Swensen’s work is often based in research. Her process? “It’s really very simple. I read a lot, and that makes me want to write. And depending on the subject, there may be physical locations to visit or works in museums, galleries, or special collections,” she said.
Her work is frequently ekphrastic, which means she writes about works in another art form, most recently landscape paintings and garden map etchings. Specific subjects include 18th-century English landscape gardening, 17th-century Baroque gardens, and a 15th-century book of hours, Les Très riches heures du Duc de Berry. Swensen says she’s drawn to these themes because of their beauty and her interest in the transition from private to public spaces.

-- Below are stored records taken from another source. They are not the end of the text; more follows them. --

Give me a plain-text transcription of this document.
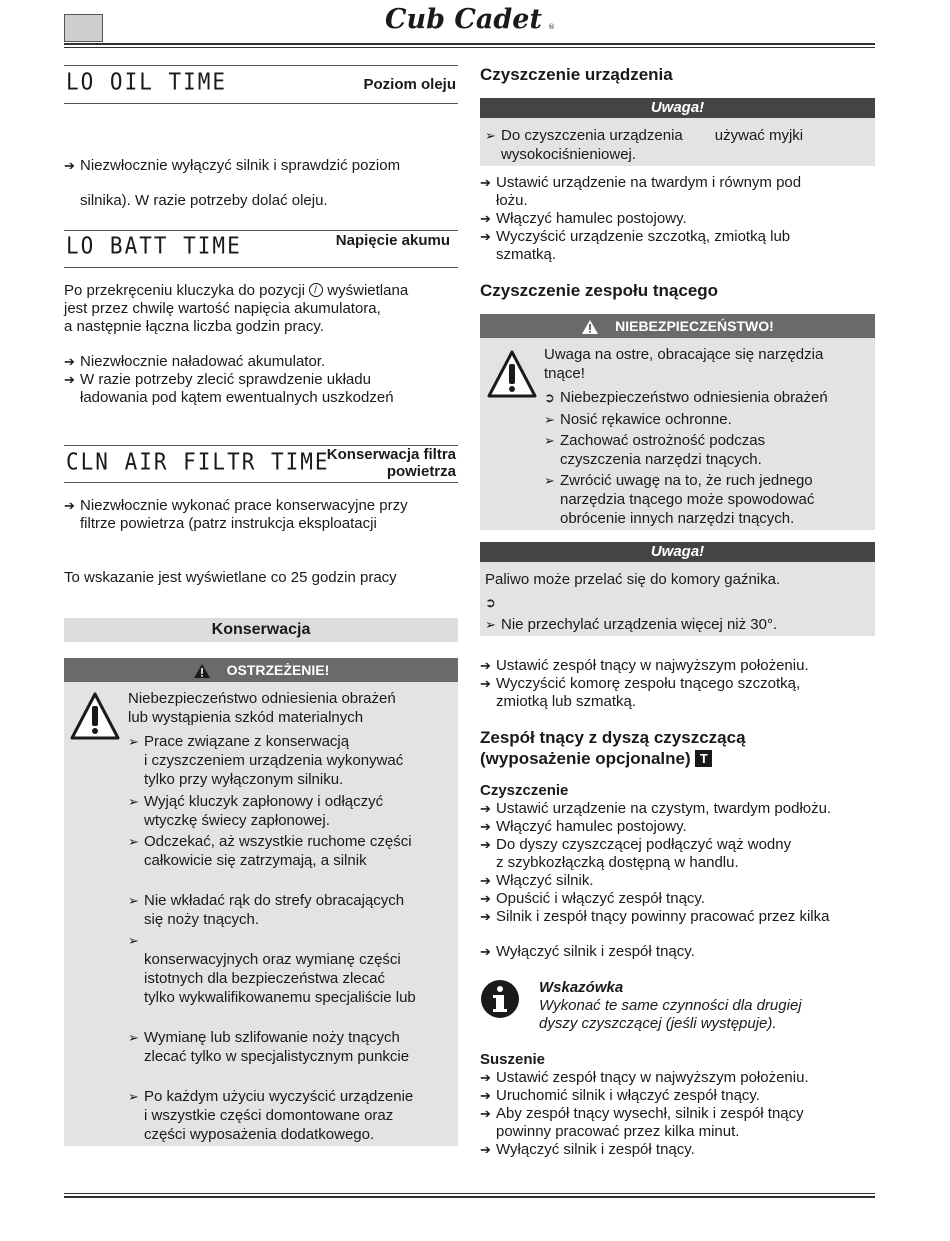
Cub Cadet ®
LO OIL TIME	Poziom oleju
➔ Niezwłocznie wyłączyć silnik i sprawdzić poziom
silnika). W razie potrzeby dolać oleju.
LO BATT TIME	Napięcie akumu
Po przekręceniu kluczyka do pozycji / wyświetlana
jest przez chwilę wartość napięcia akumulatora,
a następnie łączna liczba godzin pracy.
➔ Niezwłocznie naładować akumulator.
➔ W razie potrzeby zlecić sprawdzenie układu
ładowania pod kątem ewentualnych uszkodzeń
CLN AIR FILTR TIME
Konserwacja filtra
powietrza
➔ Niezwłocznie wykonać prace konserwacyjne przy
filtrze powietrza (patrz instrukcja eksploatacji
To wskazanie jest wyświetlane co 25 godzin pracy
Konserwacja
OSTRZEŻENIE!
Niebezpieczeństwo odniesienia obrażeń
lub wystąpienia szkód materialnych
➢ Prace związane z konserwacją
i czyszczeniem urządzenia wykonywać
tylko przy wyłączonym silniku.
➢ Wyjąć kluczyk zapłonowy i odłączyć
wtyczkę świecy zapłonowej.
➢ Odczekać, aż wszystkie ruchome części
całkowicie się zatrzymają, a silnik
➢ Nie wkładać rąk do strefy obracających
się noży tnących.
➢
konserwacyjnych oraz wymianę części
istotnych dla bezpieczeństwa zlecać
tylko wykwalifikowanemu specjaliście lub
➢ Wymianę lub szlifowanie noży tnących
zlecać tylko w specjalistycznym punkcie
➢ Po każdym użyciu wyczyścić urządzenie
i wszystkie części domontowane oraz
części wyposażenia dodatkowego.
Czyszczenie urządzenia
Uwaga!
➢ Do czyszczenia urządzenia używać myjki
wysokociśnieniowej.
➔ Ustawić urządzenie na twardym i równym pod
łożu.
➔ Włączyć hamulec postojowy.
➔ Wyczyścić urządzenie szczotką, zmiotką lub
szmatką.
Czyszczenie zespołu tnącego
NIEBEZPIECZEŃSTWO!
Uwaga na ostre, obracające się narzędzia
tnące!
➲ Niebezpieczeństwo odniesienia obrażeń
➢ Nosić rękawice ochronne.
➢ Zachować ostrożność podczas
czyszczenia narzędzi tnących.
➢ Zwrócić uwagę na to, że ruch jednego
narzędzia tnącego może spowodować
obrócenie innych narzędzi tnących.
Uwaga!
Paliwo może przelać się do komory gaźnika.
➲
➢ Nie przechylać urządzenia więcej niż 30°.
➔ Ustawić zespół tnący w najwyższym położeniu.
➔ Wyczyścić komorę zespołu tnącego szczotką,
zmiotką lub szmatką.
Zespół tnący z dyszą czyszczącą
(wyposażenie opcjonalne) T
Czyszczenie
➔ Ustawić urządzenie na czystym, twardym podłożu.
➔ Włączyć hamulec postojowy.
➔ Do dyszy czyszczącej podłączyć wąż wodny
z szybkozłączką dostępną w handlu.
➔ Włączyć silnik.
➔ Opuścić i włączyć zespół tnący.
➔ Silnik i zespół tnący powinny pracować przez kilka
➔ Wyłączyć silnik i zespół tnący.
Wskazówka
Wykonać te same czynności dla drugiej
dyszy czyszczącej (jeśli występuje).
Suszenie
➔ Ustawić zespół tnący w najwyższym położeniu.
➔ Uruchomić silnik i włączyć zespół tnący.
➔ Aby zespół tnący wysechł, silnik i zespół tnący
powinny pracować przez kilka minut.
➔ Wyłączyć silnik i zespół tnący.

“I’m also particularly interested in the ‘Dream of Eden,’” she said. “It’s a very particular dream that has haunted mankind ... the idea of a paradisiacal space and where it exists in time. It’s almost always constituted in the past, and that notion is based in loss. There’s an unattainability that seems necessary to our notion of beauty. I find this a disturbingly distorted view, and I’m interested in unraveling it.”
Growing up near San Francisco, Swensen knew from age 11 that she wanted to be a poet. She received her B.A. and M.A. from San Francisco State University and a Ph.D. in comparative literature from the University of California–Santa Cruz. Swensen has published 14 collections of poetry in the United States, which have garnered awards such as the New American Writing Award, the Iowa Poetry Prize, and two Pushcart Prizes. Her 2004 collection, Goest, was a finalist for the National Book Award. Swensen was also the recipient of a 2006 Guggenheim fellowship.
Also in 2006, Swensen founded La Presse, which publishes contemporary French poetry and creative prose in English translation. She feels strongly committed to translating and has published 16 translated books by living French writers.
“I’m always talking with the people that I translate, and often those discussions start with the piece under our noses, but very quickly develop into larger discussions of poetics, aesthetics, and ethics. It’s one of the richest aspects of translating, I find, and it allows me to understand the piece I’m translating in a much larger and more complex sense,” Swensen said. “The idea of bringing work from other languages into English is very important for expanding the thinkable potentials of English.”
After 10 years on the faculty of the Iowa Writers’ Workshop, Swensen is thrilled to be joining the community of fiction writers and poets at Brown as professor of literary arts. “C.D. Wright, Forrest Gander, Thalia Field, John Cayley, Renee Gladman, and Keith Waldrop — these are some of my favorite poets in the country,” she said.
At Brown, Swensen will teach creative writing and literature seminars. She is most looking forward to working with students of Brown’s caliber and to collaborating with students and faculty in other departments. “I understand there is an interest in interdisciplinarity here, and that matters very much to me; any field can only truly thrive through cross-pollination.”
Swensen will begin teaching in January 2012.